The scheme, which will disburse the $10 million over three years, will subsidise up to half of the expenses incurred by international film companies during their shoots here.

"India is among Singapore's top 10 visitor-generating markets … (and) promises great potential to the tourism sector. The Indian film industry is also one of the most dynamic, prolific and illustrious in the world and has a wide international reach beyond India," STB's brand management director Bill Ang told Today.

"We are always keen to work with quality productions which are aired in our key target markets and which showcase Singapore as a fun and unique destination."

Latest statistics from STB show that visitor arrivals from India grew by 24 per cent for the month of September, as compared to last year.

The top five visitor-generating markets for September were Indonesia, China, Australia, Japan and Malaysia.

Mr Ang said that several film companies in various overseas markets have indicated strong interest in the scheme. So far, STB has approved nine projects, with a few more under evaluation.

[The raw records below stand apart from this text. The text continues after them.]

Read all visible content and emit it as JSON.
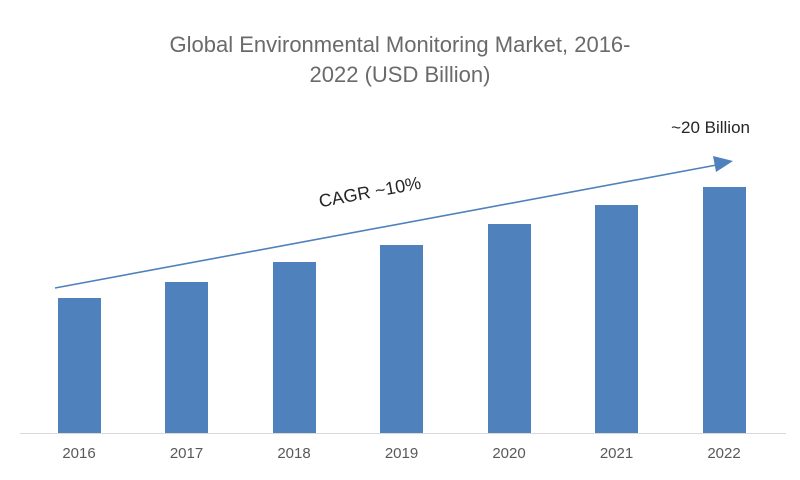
{
  "title": {
    "line1": "Global Environmental Monitoring Market, 2016-",
    "line2": "2022 (USD Billion)"
  },
  "annotations": {
    "cagr": "CAGR ~10%",
    "endpoint": "~20 Billion"
  },
  "colors": {
    "bar": "#4f81bd",
    "arrow": "#4f81bd",
    "title_text": "#6a6a6a",
    "axis_label_text": "#595959",
    "annotation_text": "#262626",
    "axis_line": "#d9d9d9"
  },
  "chart_data": {
    "type": "bar",
    "categories": [
      "2016",
      "2017",
      "2018",
      "2019",
      "2020",
      "2021",
      "2022"
    ],
    "values": [
      11.0,
      12.3,
      13.9,
      15.3,
      17.0,
      18.5,
      20.0
    ],
    "title": "Global Environmental Monitoring Market, 2016-2022 (USD Billion)",
    "xlabel": "",
    "ylabel": "",
    "unit": "USD Billion",
    "ylim": [
      0,
      20
    ],
    "grid": "off",
    "legend": "none",
    "annotations": [
      "CAGR ~10%",
      "~20 Billion"
    ]
  }
}
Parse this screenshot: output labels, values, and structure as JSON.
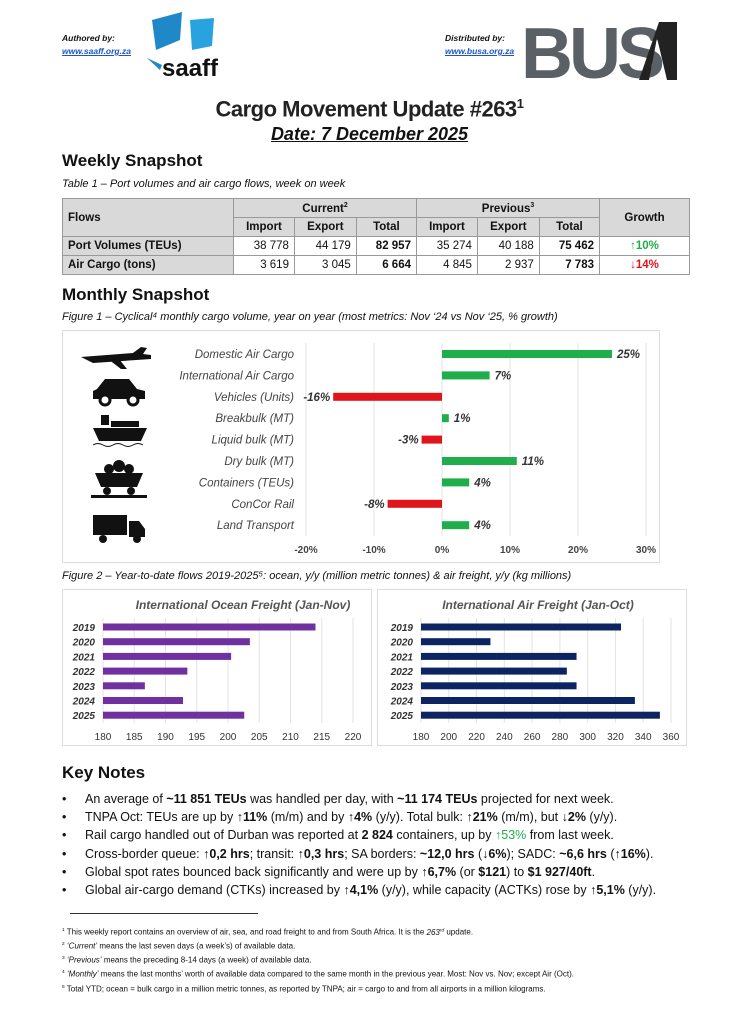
{
  "header": {
    "authored_label": "Authored by:",
    "authored_link": "www.saaff.org.za",
    "saaff_logo": "saaff",
    "distributed_label": "Distributed by:",
    "distributed_link": "www.busa.org.za",
    "busa_logo": "BUSA"
  },
  "title": "Cargo Movement Update #263",
  "title_sup": "1",
  "date": "Date: 7 December 2025",
  "weekly": {
    "heading": "Weekly Snapshot",
    "caption": "Table 1 – Port volumes and air cargo flows, week on week",
    "cols": {
      "flows": "Flows",
      "current": "Current",
      "current_sup": "2",
      "previous": "Previous",
      "previous_sup": "3",
      "growth": "Growth",
      "import": "Import",
      "export": "Export",
      "total": "Total"
    },
    "rows": [
      {
        "label": "Port Volumes (TEUs)",
        "c_imp": "38 778",
        "c_exp": "44 179",
        "c_tot": "82 957",
        "p_imp": "35 274",
        "p_exp": "40 188",
        "p_tot": "75 462",
        "growth": "↑10%",
        "dir": "up"
      },
      {
        "label": "Air Cargo (tons)",
        "c_imp": "3 619",
        "c_exp": "3 045",
        "c_tot": "6 664",
        "p_imp": "4 845",
        "p_exp": "2 937",
        "p_tot": "7 783",
        "growth": "↓14%",
        "dir": "down"
      }
    ]
  },
  "monthly": {
    "heading": "Monthly Snapshot",
    "caption": "Figure 1 – Cyclical⁴ monthly cargo volume, year on year (most metrics: Nov ‘24 vs Nov ‘25, % growth)"
  },
  "fig2_caption": "Figure 2 – Year-to-date flows 2019-2025⁵: ocean, y/y (million metric tonnes) & air freight, y/y (kg millions)",
  "colors": {
    "positive": "#1fae4b",
    "negative": "#e0141b",
    "ocean": "#7030a0",
    "air": "#0c2461"
  },
  "chart_data": [
    {
      "type": "bar",
      "orientation": "horizontal",
      "title": "",
      "categories": [
        "Domestic Air Cargo",
        "International Air Cargo",
        "Vehicles (Units)",
        "Breakbulk (MT)",
        "Liquid bulk (MT)",
        "Dry bulk (MT)",
        "Containers (TEUs)",
        "ConCor Rail",
        "Land Transport"
      ],
      "values": [
        25,
        7,
        -16,
        1,
        -3,
        11,
        4,
        -8,
        4
      ],
      "labels": [
        "25%",
        "7%",
        "-16%",
        "1%",
        "-3%",
        "11%",
        "4%",
        "-8%",
        "4%"
      ],
      "xlim": [
        -20,
        30
      ],
      "xticks": [
        "-20%",
        "-10%",
        "0%",
        "10%",
        "20%",
        "30%"
      ],
      "icons": [
        "airplane-icon",
        "car-icon",
        "ship-icon",
        "mining-cart-icon",
        "truck-icon"
      ]
    },
    {
      "type": "bar",
      "orientation": "horizontal",
      "title": "International Ocean Freight (Jan-Nov)",
      "categories": [
        "2019",
        "2020",
        "2021",
        "2022",
        "2023",
        "2024",
        "2025"
      ],
      "values": [
        214,
        203.5,
        200.5,
        193.5,
        186.7,
        192.8,
        202.6
      ],
      "xlim": [
        180,
        220
      ],
      "xticks": [
        "180",
        "185",
        "190",
        "195",
        "200",
        "205",
        "210",
        "215",
        "220"
      ]
    },
    {
      "type": "bar",
      "orientation": "horizontal",
      "title": "International Air Freight (Jan-Oct)",
      "categories": [
        "2019",
        "2020",
        "2021",
        "2022",
        "2023",
        "2024",
        "2025"
      ],
      "values": [
        324,
        230,
        292,
        285,
        292,
        334,
        352
      ],
      "xlim": [
        180,
        360
      ],
      "xticks": [
        "180",
        "200",
        "220",
        "240",
        "260",
        "280",
        "300",
        "320",
        "340",
        "360"
      ]
    }
  ],
  "key_notes": {
    "heading": "Key Notes",
    "items": [
      [
        {
          "t": "An average of "
        },
        {
          "t": "~11 851 TEUs",
          "b": 1
        },
        {
          "t": " was handled per day, with "
        },
        {
          "t": "~11 174 TEUs",
          "b": 1
        },
        {
          "t": " projected for next week."
        }
      ],
      [
        {
          "t": "TNPA Oct: TEUs are up by "
        },
        {
          "t": "↑11%",
          "b": 1
        },
        {
          "t": " (m/m) and by "
        },
        {
          "t": "↑4%",
          "b": 1
        },
        {
          "t": " (y/y). Total bulk: "
        },
        {
          "t": "↑21%",
          "b": 1
        },
        {
          "t": " (m/m), but "
        },
        {
          "t": "↓2%",
          "b": 1
        },
        {
          "t": " (y/y)."
        }
      ],
      [
        {
          "t": "Rail cargo handled out of Durban was reported at "
        },
        {
          "t": "2 824",
          "b": 1
        },
        {
          "t": " containers, up by "
        },
        {
          "t": "↑53%",
          "g": 1
        },
        {
          "t": " from last week."
        }
      ],
      [
        {
          "t": "Cross-border queue: "
        },
        {
          "t": "↑0,2 hrs",
          "b": 1
        },
        {
          "t": "; transit: "
        },
        {
          "t": "↑0,3 hrs",
          "b": 1
        },
        {
          "t": "; SA borders: "
        },
        {
          "t": "~12,0 hrs",
          "b": 1
        },
        {
          "t": " ("
        },
        {
          "t": "↓6%",
          "b": 1
        },
        {
          "t": "); SADC: "
        },
        {
          "t": "~6,6 hrs",
          "b": 1
        },
        {
          "t": " ("
        },
        {
          "t": "↑16%",
          "b": 1
        },
        {
          "t": ")."
        }
      ],
      [
        {
          "t": "Global spot rates bounced back significantly and were up by "
        },
        {
          "t": "↑6,7%",
          "b": 1
        },
        {
          "t": " (or "
        },
        {
          "t": "$121",
          "b": 1
        },
        {
          "t": ") to "
        },
        {
          "t": "$1 927/40ft",
          "b": 1
        },
        {
          "t": "."
        }
      ],
      [
        {
          "t": "Global air-cargo demand (CTKs) increased by "
        },
        {
          "t": "↑4,1%",
          "b": 1
        },
        {
          "t": " (y/y), while capacity (ACTKs) rose by "
        },
        {
          "t": "↑5,1%",
          "b": 1
        },
        {
          "t": " (y/y)."
        }
      ]
    ]
  },
  "footnotes": [
    {
      "n": "1",
      "html": "This weekly report contains an overview of air, sea, and road freight to and from South Africa. It is the <i>263<sup>rd</sup></i> update."
    },
    {
      "n": "2",
      "html": "<i>‘Current’</i> means the last seven days (a week’s) of available data."
    },
    {
      "n": "3",
      "html": "<i>‘Previous’</i> means the preceding 8-14 days (a week) of available data."
    },
    {
      "n": "4",
      "html": "<i>‘Monthly’</i> means the last months’ worth of available data compared to the same month in the previous year. Most: Nov vs. Nov; except Air (Oct)."
    },
    {
      "n": "5",
      "html": "Total YTD; ocean = bulk cargo in a million metric tonnes, as reported by TNPA; air = cargo to and from all airports in a million kilograms."
    }
  ]
}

These projects, which must showcase Singapore in positive light, are for distribution in Europe, China, India and South-east Asia.

STB has previously worked with major international networks like MTV, CNN and National Geographic to create programmes that build awareness of Singapore as an attractive destination. Its regional offices have also collaborated with national networks in their respective countries, such as China's Sun TV and India's Zee TV, on programmes such as travelogues and game shows.

Using entertainment culture to attract tourists is not a strategy unique to Singapore. One needs only to turn to South Korea to witness the phenomenal effects that its entertainment stars, who are fervently embraced across the region, have had on its tourism industry.

Popular culture has become big business in South Korea, with more than 100 million followers in Asia of its programmes and music, and a fast-growing cultural industry worth $122 million last year.

Tour packages themed around its popular dramas, such as Winter Sonata, were snapped up by avid fans flocking to visit these filming locations. Tourist arrivals increased by more than 40 per cent in the first eight months of last year, as compared to the same period in 2003.

When asked to assess the impact of STB's one-year-old film scheme, Mr Ang said it was "still too early" to determine the impact on Singapore's image as a destination because some of these projects have either just completed filming or are still in the production stage.

He added: "Our officers in international officers are always on the look-out for opportunities to attract film-makers to Singapore and have been actively meeting up with the film industry in their respective markets to share the scheme with film-makers and producers."